Sunday, September 03, 2006

In Which I Amaze Even Myself

Packing for any trip is a pain, especially one of considerable duration. This time around, I knew I'd be on the road for better than two weeks and I dreaded the chore that packing was sure to be. I'd need fancy work clothes and casual on-the-campaign-trail clothes and workout clothes and going out clothes, not to mention shoes to go with all those clothes! I finally convinced myself it would be OK to pack two suitcases. Or a suitcase and a duffle bag of sufficient size to dispose of a dead body. Hauling that much stuff on the Metro wouldn't be fun, but hey, that's why cabs were invented. I'd have options.

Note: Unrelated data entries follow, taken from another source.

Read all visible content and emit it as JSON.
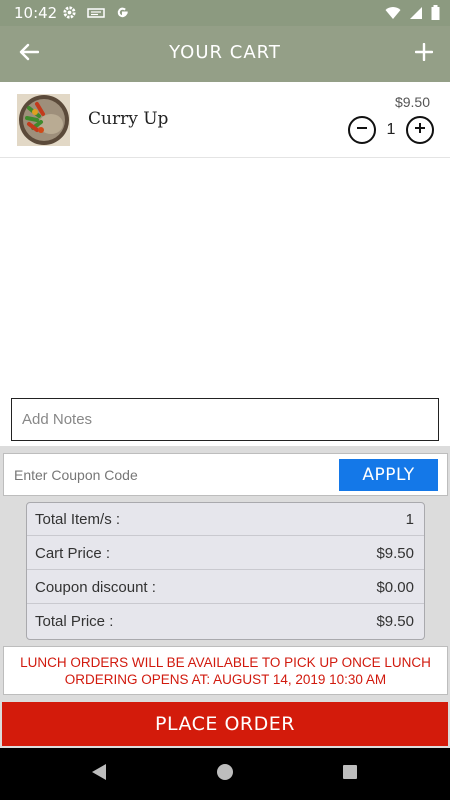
{
  "status_bar": {
    "time": "10:42",
    "left_icons": [
      "gear-icon",
      "news-icon",
      "google-icon"
    ],
    "right_icons": [
      "wifi-icon",
      "signal-icon",
      "battery-icon"
    ]
  },
  "header": {
    "title": "YOUR CART",
    "back_icon": "arrow-left-icon",
    "add_icon": "plus-icon",
    "background": "#949f87"
  },
  "cart": {
    "items": [
      {
        "name": "Curry Up",
        "price": "$9.50",
        "quantity": "1"
      }
    ]
  },
  "notes": {
    "placeholder": "Add Notes"
  },
  "coupon": {
    "placeholder": "Enter Coupon Code",
    "apply_label": "APPLY"
  },
  "summary": {
    "rows": [
      {
        "label": "Total Item/s :",
        "value": "1"
      },
      {
        "label": "Cart Price :",
        "value": "$9.50"
      },
      {
        "label": "Coupon discount :",
        "value": "$0.00"
      },
      {
        "label": "Total Price :",
        "value": "$9.50"
      }
    ]
  },
  "notice": {
    "line1": "LUNCH ORDERS WILL BE AVAILABLE TO PICK UP ONCE LUNCH",
    "line2": "ORDERING OPENS AT: AUGUST 14, 2019 10:30 AM",
    "color": "#d11a0e"
  },
  "place_order": {
    "label": "PLACE ORDER",
    "color": "#d31b0b"
  },
  "colors": {
    "apply": "#1478e8"
  }
}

But when I actually started to pack, I discovered that I could fit everything I needed into my typical one-week suitcase, if I crammed all my workout clothes and toiletries into my backpack and check that. Woo hoo!
However, this also means that my wardrobe for the next two weeks is a carefully crafted color palette consisting entirely of black. I packed things that are black, things that go with black, things that have black in them, and things that are black. I went a little crazy and threw in a pair of gray pants, too. But! One suitcase! (And five pairs of shoes.)

Thank heavens it's summer or I would never have been able to accomplish this feat!

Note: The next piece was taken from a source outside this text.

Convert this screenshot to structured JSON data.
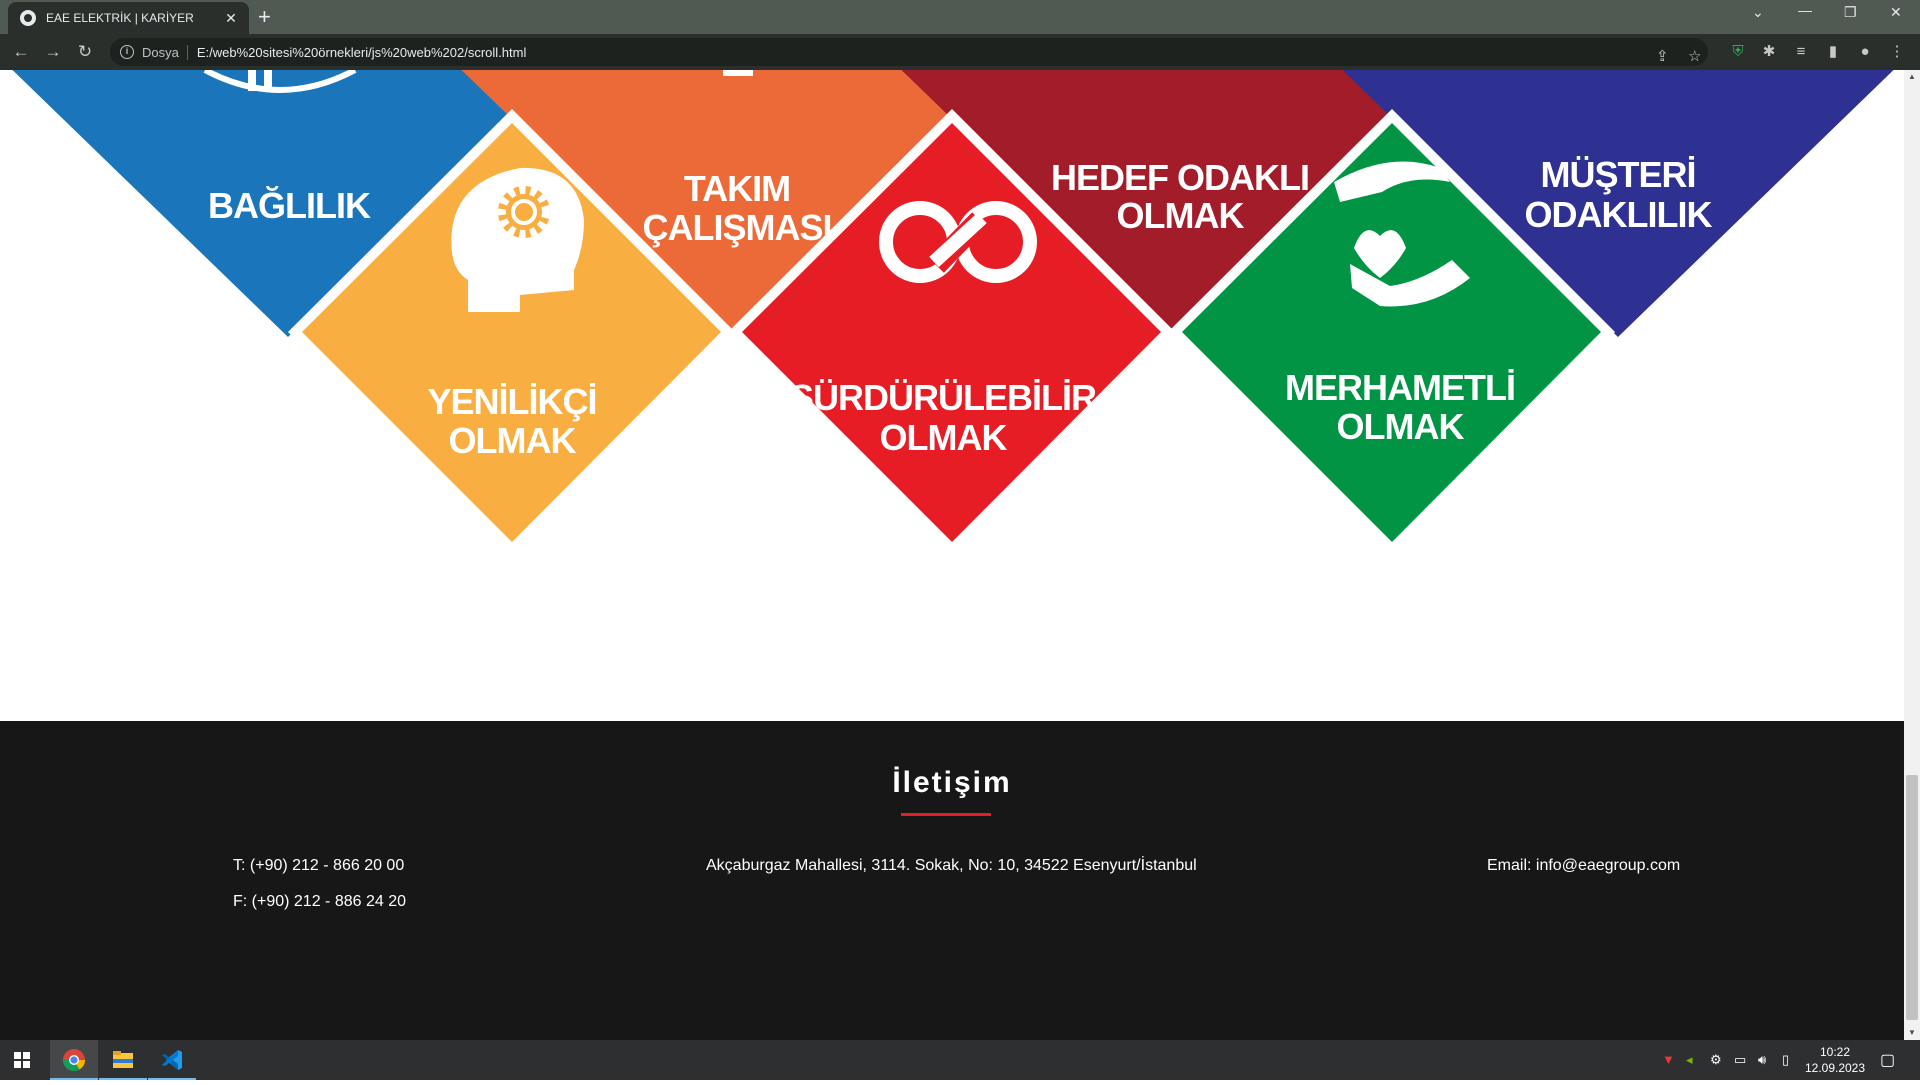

From the Dude, Karma, What the Hell? files:

The guy who is essentially my boss for the week, the Communications Director, is hot. And, physically, reminds me a lot of an ex-boyfriend. And did I mention he's hot?

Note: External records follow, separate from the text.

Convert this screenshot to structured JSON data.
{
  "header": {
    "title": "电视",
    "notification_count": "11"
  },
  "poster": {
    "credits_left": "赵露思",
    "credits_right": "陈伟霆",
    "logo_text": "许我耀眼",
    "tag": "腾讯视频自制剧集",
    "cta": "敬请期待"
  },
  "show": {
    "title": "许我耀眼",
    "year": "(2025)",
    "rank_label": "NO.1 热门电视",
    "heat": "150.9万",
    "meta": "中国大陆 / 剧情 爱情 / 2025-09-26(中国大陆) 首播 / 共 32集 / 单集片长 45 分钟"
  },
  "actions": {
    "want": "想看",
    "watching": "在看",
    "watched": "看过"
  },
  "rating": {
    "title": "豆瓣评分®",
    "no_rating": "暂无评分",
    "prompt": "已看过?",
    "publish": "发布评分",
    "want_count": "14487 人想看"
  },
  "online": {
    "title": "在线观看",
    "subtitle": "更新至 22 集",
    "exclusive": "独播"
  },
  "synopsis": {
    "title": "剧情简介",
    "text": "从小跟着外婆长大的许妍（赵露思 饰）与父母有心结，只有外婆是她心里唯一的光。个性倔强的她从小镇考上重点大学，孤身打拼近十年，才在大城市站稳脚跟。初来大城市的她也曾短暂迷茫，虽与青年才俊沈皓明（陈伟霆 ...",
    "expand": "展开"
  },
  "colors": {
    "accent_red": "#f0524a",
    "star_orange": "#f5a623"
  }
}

Someone please let Nora Ephron know she may retire, as I can take up the mantle of Writer of Embarrassing Scenes in Cheesy Romantic Comedies. Sadly, I'm not imaginative enough to make these scenes up on my own, but no matter, I have plenty of personal experience to draw upon.

Like last night, when several of us were standing around the Labor Day celebration at the county fairgrounds, talking about how beautiful our surroundings were, which then became a conversation of other picturesque places in this majestic country of ours. I mentioned Glacier National Park. Communications Director asked me about some of the other western parks, none of which I've visited, but I will, someday. No, really, I'll get there!

I pulled out my digital camera, flipped to my pictures of Glacier and handed it to Communications Director. As he admired the scenery, I began wondering what pictures were before the park (I'd started him on the last picture so he was basically taking the tour backwards). Occasionally he'd ask questions about a pic or whatever, so I knew when he was getting close to the beginning, but I still couldn't remember what preceded Glacier.

And then I saw.

Ohholymotherinheaven, NOOOOOOOOOOOOOO!!!!!!!!!!!!!!!

Underwear. My underwear. A picture -- no, several pictures -- of this thong my friend Kelly brought me as a souvenir from her trip to England/Ireland/Wales that reads, "Fancy A Ruck?" I thought it was hilarious, both the underwear itself and the fact that Kelly brought me underwear as a souvenir, and so I took a few pictures of it. I never got around to sharing them here or in real life, but there they sat on my camera. Fan-fucking-tastic.

I saw my underwear on the screen and calmly reached over, put my palm over the screen and took back the camera, saying brightly, "Well, I think that's enough!" He handled the whole thing quite well. I gave a brief explanation about Kelly's trip and the souvenir and ok, I'll just shut up now, there really was no way of making things any better.

So, yeah. I'm on the campaign for two hours and already I've crossed WAY OVER the line we like to call Professionalism. Awesome. Now if you'll excuse me, I have to go find a nice hole to crawl into.

One of the offending pictures.
Damn funny underwear...bitch set me up!